Thursday, November 6, 2025

ICTSI delivers record growth in first nine months of 2025, net income jumps 19% to US$751.56 million

International Container Terminal Services, Inc. (ICTSI) today reported unaudited consolidated financial results for the first nine months ended September 30, 2025, confirming strong momentum driven by disciplined execution and a diversified global portfolio.

The Group achieved significant increases across all key metrics, primarily fueled by volume growth and improved operational efficiency across its network spanning the Americas, Asia, and EMEA.

Financial and Operational Highlights (First Nine Months of 2025):

  • Consolidated Volume: Increased 11 percent to 10.69 million TEUs (twenty-foot equivalent units), up from 9.60 million TEUs in the same period in 2024, reflecting an improvement in trade activities globally.
  • Revenue from Port Operations: Rose 16 percent to US$2.34 billion (from US$2.01 billion in 2024).
  • EBITDA (Earnings Before Interest, Taxes, Depreciation, and Amortization): Grew 17 percent to US$1.54 billion (from US$1.32 billion in 2024), improving the EBITDA margin to 66 percent.
  • Net Income Attributable to Equity Holders: Increased 19 percent to US$751.56 million (from US$632.58 million in 2024).
  • Diluted Earnings Per Share (EPS): Increased 21 percent to US$0.365.

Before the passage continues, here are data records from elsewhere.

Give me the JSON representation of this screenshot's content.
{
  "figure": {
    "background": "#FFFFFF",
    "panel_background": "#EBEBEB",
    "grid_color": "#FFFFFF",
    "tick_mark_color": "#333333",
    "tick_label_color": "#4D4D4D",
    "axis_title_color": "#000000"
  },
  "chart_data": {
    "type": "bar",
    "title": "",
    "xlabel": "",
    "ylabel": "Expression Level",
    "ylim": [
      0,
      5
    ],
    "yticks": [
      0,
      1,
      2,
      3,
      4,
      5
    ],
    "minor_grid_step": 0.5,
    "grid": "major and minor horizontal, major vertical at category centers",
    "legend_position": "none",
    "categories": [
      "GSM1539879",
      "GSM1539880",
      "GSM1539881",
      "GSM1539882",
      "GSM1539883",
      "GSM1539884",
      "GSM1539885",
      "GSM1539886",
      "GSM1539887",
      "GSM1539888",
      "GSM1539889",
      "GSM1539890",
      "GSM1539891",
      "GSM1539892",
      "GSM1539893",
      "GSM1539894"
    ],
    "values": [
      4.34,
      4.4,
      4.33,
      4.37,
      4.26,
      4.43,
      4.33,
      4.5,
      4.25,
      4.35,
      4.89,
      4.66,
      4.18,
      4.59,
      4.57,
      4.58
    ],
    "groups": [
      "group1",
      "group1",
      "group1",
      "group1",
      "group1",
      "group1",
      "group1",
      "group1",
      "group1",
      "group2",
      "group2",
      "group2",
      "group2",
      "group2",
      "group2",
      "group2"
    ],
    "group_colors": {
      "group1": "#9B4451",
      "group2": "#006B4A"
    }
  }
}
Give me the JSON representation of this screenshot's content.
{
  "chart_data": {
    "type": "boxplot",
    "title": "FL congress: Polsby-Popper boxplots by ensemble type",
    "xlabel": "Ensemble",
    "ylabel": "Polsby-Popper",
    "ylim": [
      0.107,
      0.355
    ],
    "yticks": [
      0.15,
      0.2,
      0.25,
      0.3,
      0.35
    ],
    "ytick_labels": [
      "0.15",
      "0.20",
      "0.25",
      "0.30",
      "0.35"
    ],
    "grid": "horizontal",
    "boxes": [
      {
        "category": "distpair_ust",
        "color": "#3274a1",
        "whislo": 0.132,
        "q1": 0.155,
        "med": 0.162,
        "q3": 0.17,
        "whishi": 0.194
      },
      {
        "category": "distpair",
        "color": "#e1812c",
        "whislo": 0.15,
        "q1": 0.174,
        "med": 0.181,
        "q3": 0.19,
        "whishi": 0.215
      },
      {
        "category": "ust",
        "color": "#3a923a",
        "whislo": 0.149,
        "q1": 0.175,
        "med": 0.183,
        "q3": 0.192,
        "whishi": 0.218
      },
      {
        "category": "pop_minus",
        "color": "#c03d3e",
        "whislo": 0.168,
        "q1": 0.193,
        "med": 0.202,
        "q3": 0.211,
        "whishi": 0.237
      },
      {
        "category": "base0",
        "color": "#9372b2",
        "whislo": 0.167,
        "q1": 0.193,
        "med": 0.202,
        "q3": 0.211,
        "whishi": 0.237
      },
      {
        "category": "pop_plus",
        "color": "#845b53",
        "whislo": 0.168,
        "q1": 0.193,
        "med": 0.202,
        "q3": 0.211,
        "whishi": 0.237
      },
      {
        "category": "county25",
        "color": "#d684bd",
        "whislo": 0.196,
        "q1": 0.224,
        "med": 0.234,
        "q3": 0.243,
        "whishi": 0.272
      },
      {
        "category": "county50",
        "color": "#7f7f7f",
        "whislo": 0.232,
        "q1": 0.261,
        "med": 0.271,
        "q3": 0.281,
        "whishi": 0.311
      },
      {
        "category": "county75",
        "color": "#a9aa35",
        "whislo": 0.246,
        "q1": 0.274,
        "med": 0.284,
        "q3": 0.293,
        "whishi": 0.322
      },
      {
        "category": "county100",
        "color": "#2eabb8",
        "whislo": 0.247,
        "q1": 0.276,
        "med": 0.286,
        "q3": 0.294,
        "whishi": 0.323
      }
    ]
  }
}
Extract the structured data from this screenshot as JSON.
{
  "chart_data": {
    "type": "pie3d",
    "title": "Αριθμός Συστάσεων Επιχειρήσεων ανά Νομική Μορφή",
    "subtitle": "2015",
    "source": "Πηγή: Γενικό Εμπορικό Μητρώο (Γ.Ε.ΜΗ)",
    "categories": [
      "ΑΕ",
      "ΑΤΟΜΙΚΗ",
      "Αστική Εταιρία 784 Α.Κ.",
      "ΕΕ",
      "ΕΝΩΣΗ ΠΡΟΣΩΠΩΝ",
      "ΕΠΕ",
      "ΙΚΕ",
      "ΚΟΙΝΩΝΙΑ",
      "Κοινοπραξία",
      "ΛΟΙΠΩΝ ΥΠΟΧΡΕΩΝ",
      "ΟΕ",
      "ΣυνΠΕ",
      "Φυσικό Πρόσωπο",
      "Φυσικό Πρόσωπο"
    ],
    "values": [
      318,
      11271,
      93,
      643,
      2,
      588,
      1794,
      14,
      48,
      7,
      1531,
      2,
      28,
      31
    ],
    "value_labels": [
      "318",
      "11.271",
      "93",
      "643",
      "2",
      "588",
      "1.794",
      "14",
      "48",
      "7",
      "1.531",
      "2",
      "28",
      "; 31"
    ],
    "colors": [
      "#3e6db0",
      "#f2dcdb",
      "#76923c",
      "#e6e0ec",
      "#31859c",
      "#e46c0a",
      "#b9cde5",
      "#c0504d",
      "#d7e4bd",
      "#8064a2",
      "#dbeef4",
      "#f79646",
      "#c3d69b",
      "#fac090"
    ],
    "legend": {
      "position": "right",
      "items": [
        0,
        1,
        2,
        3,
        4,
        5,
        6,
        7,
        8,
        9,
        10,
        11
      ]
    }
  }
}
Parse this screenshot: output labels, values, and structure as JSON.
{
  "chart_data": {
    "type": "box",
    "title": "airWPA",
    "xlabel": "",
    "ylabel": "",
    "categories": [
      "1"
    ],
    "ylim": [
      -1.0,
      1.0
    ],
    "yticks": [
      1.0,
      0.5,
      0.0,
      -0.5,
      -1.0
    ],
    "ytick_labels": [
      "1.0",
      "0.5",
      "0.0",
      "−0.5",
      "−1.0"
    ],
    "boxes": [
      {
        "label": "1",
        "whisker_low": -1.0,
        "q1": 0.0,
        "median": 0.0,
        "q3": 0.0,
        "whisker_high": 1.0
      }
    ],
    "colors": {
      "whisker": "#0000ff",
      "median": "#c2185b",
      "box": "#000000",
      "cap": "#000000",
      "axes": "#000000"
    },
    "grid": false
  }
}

Enrique K. Razon Jr., ICTSI Chairman and President, commented on the results: “The excellent performance in the first nine months of 2025 is a testament to the strength of our global operations and the disciplined execution of our strategy. With revenues rising 16 percent to US$1.54 billion, we have delivered growth across all key metrics. A 19 percent increase in net income attributable to equity holders and a 21 percent increase in diluted earnings per share reflect our continued focus on prudent financial management and delivering value for our shareholders. Our diversified portfolio has enabled us to capture opportunities in dynamic markets, demonstrating the resilience of our business and operational excellence.”

ICTSI’s strong performance continued into the third quarter (Q3) of 2025:

  • Q3 Consolidated Throughput: 12 percent higher at 3.70 million TEUs.
  • Q3 Revenue from Port Operations: Increased 20 percent to US$827.74 million.
  • Q3 Net Income: Increased 26 percent to US$267.72 million.

Drivers of Growth and Capital Expenditure

The increase in gross revenue was primarily driven by volume growth, favorable container mix, tariff adjustments, and higher revenues from ancillary services. The Group also benefited from volume recovery, particularly at its facility in Guayaquil, Ecuador.

In line with its long-term strategy, ICTSI continues to invest in expansion projects. Capital expenditures for the first nine months of 2025 totaled US$449.61 million, mainly for ongoing expansions in Contecon Manzanillo S.A. (CMSA) in Mexico, key Philippine terminals, and ICTSI DR Congo S.A. (IDRC).

For the full year 2025, the Group’s capital expenditure is estimated at US$580 million and will focus on:

  • Continued development of the new project in Batangas, Philippines.
  • Phase 3B expansion at CMSA, Manzanillo, Mexico.
  • Expansion of Manila International Container Terminal (MICT), Philippines, and IDRC, Matadi, DRC.
  • New expansion projects at ICTSI Rio, Brazil, and Mindanao Container Terminal, Philippines.

Mr. Razon Jr. concluded, “As we continue to invest in strategic expansions and pursue new opportunities, we remain committed to driving sustainable growth and innovation throughout our global network. ICTSI is well-positioned to build on this momentum and deliver long-term value.”